Plants make wonderful gifts but it has been my experience that you may as well gift with cut flowers as potted plants have, in my experience, virtually no survival powers. They are forced, often have lousy root-systems and tend to kick the herbivorous bucket when stuck in the ground.

Angie Muresan said...

I hope it was a truly enjoyable experience, dear FF. :)

French Fancy said...

Ian - well, I've replanted the gift azalea into the little blue pot in the picture. I've put good drainage pebbles in and I will nurture it and love it and in winter bring it into the cool basement with lots of window light. It had better bloody bloom again - I'd bloom again with all that care

Angie - I loved all the potting on, it's finished now. But I have got a room full of bedding plants for round the fountain - it's a bit too cold in the morning to risk putting them out now

North West London Girl said...

Dusting leaves must be very theraputic.. and I so approve of keeping birthday plants, if only I had green fingers, I have to rely on my nasty gardener...
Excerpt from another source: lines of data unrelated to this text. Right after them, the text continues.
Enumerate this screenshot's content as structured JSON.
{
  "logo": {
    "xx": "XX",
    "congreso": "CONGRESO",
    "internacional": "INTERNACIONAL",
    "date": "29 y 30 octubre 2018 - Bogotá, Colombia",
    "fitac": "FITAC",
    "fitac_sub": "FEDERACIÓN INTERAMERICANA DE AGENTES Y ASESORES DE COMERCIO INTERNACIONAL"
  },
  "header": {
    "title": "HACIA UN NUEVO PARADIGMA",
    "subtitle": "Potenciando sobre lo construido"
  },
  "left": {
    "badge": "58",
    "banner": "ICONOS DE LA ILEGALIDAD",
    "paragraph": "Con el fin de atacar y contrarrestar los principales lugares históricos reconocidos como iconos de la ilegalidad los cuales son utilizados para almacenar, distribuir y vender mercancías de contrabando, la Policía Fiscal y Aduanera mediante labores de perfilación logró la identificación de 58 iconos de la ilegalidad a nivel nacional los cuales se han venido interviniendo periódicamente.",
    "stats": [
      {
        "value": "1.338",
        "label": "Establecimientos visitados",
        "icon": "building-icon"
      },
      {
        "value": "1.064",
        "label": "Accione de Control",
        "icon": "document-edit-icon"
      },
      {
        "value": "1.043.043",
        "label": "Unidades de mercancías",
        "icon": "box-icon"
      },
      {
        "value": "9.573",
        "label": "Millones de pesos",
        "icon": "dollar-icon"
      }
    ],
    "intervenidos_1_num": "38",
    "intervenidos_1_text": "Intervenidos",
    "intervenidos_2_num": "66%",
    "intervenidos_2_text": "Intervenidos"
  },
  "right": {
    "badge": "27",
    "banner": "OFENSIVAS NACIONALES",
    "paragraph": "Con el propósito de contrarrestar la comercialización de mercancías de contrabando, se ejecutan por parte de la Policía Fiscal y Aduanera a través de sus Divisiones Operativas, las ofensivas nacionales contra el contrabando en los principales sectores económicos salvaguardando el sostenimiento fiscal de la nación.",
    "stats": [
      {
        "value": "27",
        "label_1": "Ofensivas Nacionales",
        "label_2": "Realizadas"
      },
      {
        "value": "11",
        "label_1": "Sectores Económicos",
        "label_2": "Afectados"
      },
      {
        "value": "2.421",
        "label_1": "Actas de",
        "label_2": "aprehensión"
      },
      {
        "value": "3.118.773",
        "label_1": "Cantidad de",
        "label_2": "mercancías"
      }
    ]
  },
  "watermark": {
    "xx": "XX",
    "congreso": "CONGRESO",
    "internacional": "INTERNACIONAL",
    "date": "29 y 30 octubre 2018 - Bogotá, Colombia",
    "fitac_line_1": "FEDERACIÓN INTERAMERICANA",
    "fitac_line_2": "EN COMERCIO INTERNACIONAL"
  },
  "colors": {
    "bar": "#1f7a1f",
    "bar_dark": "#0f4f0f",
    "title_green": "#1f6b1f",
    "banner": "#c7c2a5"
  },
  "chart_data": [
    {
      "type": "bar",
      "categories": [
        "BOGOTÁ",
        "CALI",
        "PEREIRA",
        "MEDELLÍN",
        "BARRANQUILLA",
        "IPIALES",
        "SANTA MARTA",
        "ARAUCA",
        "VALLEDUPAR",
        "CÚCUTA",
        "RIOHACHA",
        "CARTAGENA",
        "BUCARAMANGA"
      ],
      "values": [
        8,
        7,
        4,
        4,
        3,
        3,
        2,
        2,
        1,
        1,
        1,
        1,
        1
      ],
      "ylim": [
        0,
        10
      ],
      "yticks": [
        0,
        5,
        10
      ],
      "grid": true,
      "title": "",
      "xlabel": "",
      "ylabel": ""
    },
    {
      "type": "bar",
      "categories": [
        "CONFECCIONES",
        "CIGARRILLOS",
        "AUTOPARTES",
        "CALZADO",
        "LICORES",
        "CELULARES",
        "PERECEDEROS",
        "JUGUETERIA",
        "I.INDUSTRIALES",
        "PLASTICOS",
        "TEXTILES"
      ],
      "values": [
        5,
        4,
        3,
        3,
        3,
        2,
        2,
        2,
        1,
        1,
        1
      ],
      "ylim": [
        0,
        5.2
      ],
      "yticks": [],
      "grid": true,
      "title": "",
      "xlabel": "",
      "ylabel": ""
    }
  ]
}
North West London Girl said...

Dusting leaves must be very theraputic.. and I so approve of keeping birthday plants, if only I had green fingers, I have to rely on my nasty gardener...

Carol said...

I am most impressed with your greenfingerdness!! Me? I can cultivate a beautiful twig in a pot :-D

C x

French Fancy said...

NWLG - hello again. It is quite therapeutic actually but also a reminder what a slattern I am to have so much dust in the air

Carol - I've always been quite good with indoor plants - because I don't have far to go to look after them. The garden however is Out There

Phil Lowe said...

I have re-potted a lavender plant and dug up a herb that next door's cat used as a pissoire (often. That's me and my gardening done.

Now I'm off to Italy to get my share of free buffalo mossorella - however you spell it!